L'applicazione di una leggera corrente elettrica al cervello può portare a vedere meglio. E' quanto emerge da uno studio condotto da un gruppo di neuroscienziati americani su alcuni soggetti sani ai quali è stata applicata la stimolazione transcranica a corrente diretta, o tDCS. Si tratta di una tecnica di stimolazione cerebrale assolutamente innocua e non invasiva.
I neuroscienziati, della Vanderbilt University di Nashville e della Boston University, la hanno somministrata per 20 minuti ad alcuni soggetti sani ottenendo un miglioramento della vista durato per ben due ore. Lo studio è stato pubblicato sulla prestigiosa rivista Current Biology.

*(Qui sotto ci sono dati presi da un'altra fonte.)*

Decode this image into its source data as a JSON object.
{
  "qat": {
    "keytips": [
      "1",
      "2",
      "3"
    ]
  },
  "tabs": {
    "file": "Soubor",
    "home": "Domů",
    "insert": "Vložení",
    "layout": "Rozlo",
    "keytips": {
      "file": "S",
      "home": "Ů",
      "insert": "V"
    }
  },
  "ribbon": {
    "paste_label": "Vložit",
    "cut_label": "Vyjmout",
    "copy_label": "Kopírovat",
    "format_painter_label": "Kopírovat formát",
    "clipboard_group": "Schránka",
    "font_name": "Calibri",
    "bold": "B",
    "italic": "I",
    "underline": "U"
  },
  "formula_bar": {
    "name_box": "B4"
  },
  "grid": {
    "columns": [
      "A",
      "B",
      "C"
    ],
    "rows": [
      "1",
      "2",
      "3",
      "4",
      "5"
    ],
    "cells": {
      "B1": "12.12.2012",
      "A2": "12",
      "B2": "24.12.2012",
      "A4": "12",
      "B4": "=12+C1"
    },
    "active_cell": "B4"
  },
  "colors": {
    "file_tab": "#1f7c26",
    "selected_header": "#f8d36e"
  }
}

Vedere bene è una questione d'occhio e di cervello
Le vie nervose che conducono le informazioni dall'occhio al cervello sono tra le più importanti del sistema nervoso umano. Infatti, ciascun nervo ottico è costituito da un milione di fibre nervose che trasmettono migliaia di impulsi elettrici al secondo elaborati dalla retina.
L'analisi di questa enorme quantità di informazioni è affidata a centri nervosi specializzati quali il nucleo genicolato laterale del talamo, che riceve direttamente dalla retina, e la corteccia visiva, che si trova nella parte occipitale dell'encefalo e riceve dal talamo. Talamo e corteccia collaborano in tempo reale per elaborare correttamente gli stimoli visivi e fornirci un'immagine ricca e ben definita del mondo esterno. Un deficit visivo può essere causato da un difetto a carico dell'occhio, dei centri nervosi visivi o di entrambi. Ad esempio, una cataratta presente dalla nascita può portare a uno sviluppo anomalo dei centri talamici o corticali delle vie visive causando deficit visivi permanenti.
Vedere meglio con la stimolazione della corteccia visiva
"L'idea che ha ispirato il nostro studio è molto semplice" commenta Geoff Woodman, professore alla Vanderbilt University e coordinatore dello studio "la tDCS prevede che venga applicata una blanda corrente elettrica a un'area corticale e numerosi studi hanno dimostrato che essa è in grado di potenziare alcune capacità cognitive, come il linguaggio, per brevi periodi. Dunque, ci siamo chiesti se la tDCS potesse anche migliorare le capacità visive.".
Per rispondere alla domanda, i neuroscienziati americani hanno applicato la tDCS all'area dello scalpo sovrastante la corteccia visiva, ovvero la regione occipitale, in un gruppo di soggetti sani. Subito dopo, i partecipanti allo studio sono stati sottoposti ad alcuni tra i test della vista più usati, compreso il riconoscimento delle lettere e dei numeri di varia grandezza sulla tavola optometrica di Snellen, familiare a tutti coloro che si sono sottoposti a una visita oculistica.
"I risultati ci hanno sorpreso" continua a raccontare il professor Woodman "dopo una stimolazione elettrica di soli 20 minuti abbiamo registrato un aumento della capacità di distinguere il contorno delle immagini e, quindi, un aumento del numero di caratteri riconoscibili sulla tavola di Snellen. L'effetto è durato fino a due ore. Tale miglioramento, inoltre, è risultato tanto maggiore quanto peggiore era il deficit visivo in partenza".
"Non sappiamo le ragioni del fenomeno" conclude il professor Woodman "ma sicuramente continueremo nello studio dei meccanismi che ne sono alla base.". I ricercatori americani tengono a consigliare, infine, di non cimentarsi in prove domestiche di stimolazione cerebrale, ma di affidarsi sempre a equipe mediche o di ricerca specializzate.